Justin Trautmann

10/04/2022, 3:15 PM
hello community, hello prefect team, Is there any new rate limiting for the cloud API in place? when using prefect 2 cloud, i'm recently facing a lot of flow crashes with the error message:
Crash detected! Request to <[...]/workspaces/[...]/task_runs/> failed. 
RuntimeError: The connection pool was closed while 65 HTTP requests/responses were still in-flight.
this is most likely not related to local network issues as it is reproducible across different networks. when using a local orion server instead, the flow succeeds without any issues and a couple of days ago, the flow ran successfully on prefect cloud. I am submitting ~100 parallel tasks using the RayTaskRunner with a local cluster. Any help is much appreciated. python 3.8.10 prefect 2.4.5 prefect-ray 0.2.0.post2

Toby Rahloff

10/04/2022, 4:16 PM
Also reproducible with Prefect-Dask but I also get a slightly different error trace: (HTTP 500 from Prefect Cloud API)
prefect.exceptions.PrefectHTTPStatusError: Server error '500 Internal Server Error' for url '<>'
Response: {'exception_message': 'Internal Server Error'}
For more information check: <>
2022-10-04 18:13:47,715 - distributed.nanny - ERROR - Worker process died unexpectedly
2022-10-04 18:13:47,715 - distributed.nanny - ERROR - Worker process died unexpectedly
❯ prefect version
Version:             2.4.5
API version:         0.8.1
Python version:      3.8.10
Git commit:          dbe27317
Built:               Thu, Sep 29, 2022 3:05 PM
OS/Arch:             linux/x86_64
Profile:             dev
Server type:         cloud
@Jeff Hale could that be connected to the database upgrades that were rolled out w/ 2.4.2?
🤔 1
[Prefect 2.0 Cloud] Quick update on the "*Internal Server Error when creating TaskRuns*" (HTTP500): It seems like the error always happens when creating more than ~100 task-runs in parallel. Introducing a back-off/delay of over 3 seconds between two task-submits seems to mitigate the issue.
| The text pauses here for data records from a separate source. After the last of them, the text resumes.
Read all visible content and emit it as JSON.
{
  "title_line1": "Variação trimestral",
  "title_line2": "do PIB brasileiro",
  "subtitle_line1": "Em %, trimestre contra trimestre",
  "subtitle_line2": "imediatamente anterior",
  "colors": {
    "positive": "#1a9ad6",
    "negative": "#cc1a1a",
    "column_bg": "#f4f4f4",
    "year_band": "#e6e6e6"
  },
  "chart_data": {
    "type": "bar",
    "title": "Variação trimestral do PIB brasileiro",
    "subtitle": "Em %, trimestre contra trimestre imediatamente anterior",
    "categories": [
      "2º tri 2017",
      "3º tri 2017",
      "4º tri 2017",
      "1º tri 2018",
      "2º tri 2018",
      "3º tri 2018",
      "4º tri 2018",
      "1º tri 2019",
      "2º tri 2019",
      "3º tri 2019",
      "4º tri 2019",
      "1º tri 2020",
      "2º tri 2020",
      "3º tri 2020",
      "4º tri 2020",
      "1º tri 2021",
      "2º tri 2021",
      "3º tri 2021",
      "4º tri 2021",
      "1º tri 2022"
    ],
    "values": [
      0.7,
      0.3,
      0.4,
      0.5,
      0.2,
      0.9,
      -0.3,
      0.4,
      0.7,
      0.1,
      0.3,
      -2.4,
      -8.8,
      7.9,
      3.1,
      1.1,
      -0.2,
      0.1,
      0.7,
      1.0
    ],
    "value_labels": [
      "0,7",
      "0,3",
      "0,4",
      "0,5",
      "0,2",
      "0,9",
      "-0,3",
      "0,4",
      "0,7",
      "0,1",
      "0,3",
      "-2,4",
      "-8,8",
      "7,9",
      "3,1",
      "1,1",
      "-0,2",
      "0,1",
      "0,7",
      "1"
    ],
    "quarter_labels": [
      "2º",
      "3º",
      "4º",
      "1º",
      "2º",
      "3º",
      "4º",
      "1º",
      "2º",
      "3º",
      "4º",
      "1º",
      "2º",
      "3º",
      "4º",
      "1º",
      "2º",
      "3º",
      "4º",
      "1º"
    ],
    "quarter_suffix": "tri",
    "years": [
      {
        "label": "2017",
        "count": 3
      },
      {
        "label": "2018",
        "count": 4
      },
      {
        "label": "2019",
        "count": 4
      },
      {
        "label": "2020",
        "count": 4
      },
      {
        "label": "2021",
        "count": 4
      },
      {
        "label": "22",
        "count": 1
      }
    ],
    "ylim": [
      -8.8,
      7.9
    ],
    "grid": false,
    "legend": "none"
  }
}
Any delay under 3 seconds reproduces the error. This behavior was not encountered 12 days ago with prefect 2.4.1 and API version 0.8.0. Did something happen in the API 0.8.1 release? Is there a public changelog available? Unfortunately, this currently blocks us 100% because our production workflows rely on fan-out patterns that start around 500 parallel tasks simultaneously. Is there any workaround? Any hint or help is highly appreciated.
A different error message sometimes pops up with the same code: "httpx.RemoteProtocolError: Server disconnected without sending a response."

Zach Angell

10/05/2022, 1:09 PM
Hey @Toby Rahloff, sorry to hear you’re running into issues. We’re looking into this on our side. Would you be able to share any of the following? • account id • workspace id • example flow run id that failed • example request url that failed (the full url you redacted above) Feel free to DM if you’d like to keep it private

Toby Rahloff

10/05/2022, 1:55 PM
Hi Zach, thanks a lot for the immediate follow-up 🙌 Will ping you the information via DM and we can update this thread once we found the solution

Faheem Khan

10/05/2022, 11:33 PM
@Toby Rahloff got the same issue with all prefect >2.04. I am using Dask task runner. I am still using prefect 2.04 until the issue is fixed.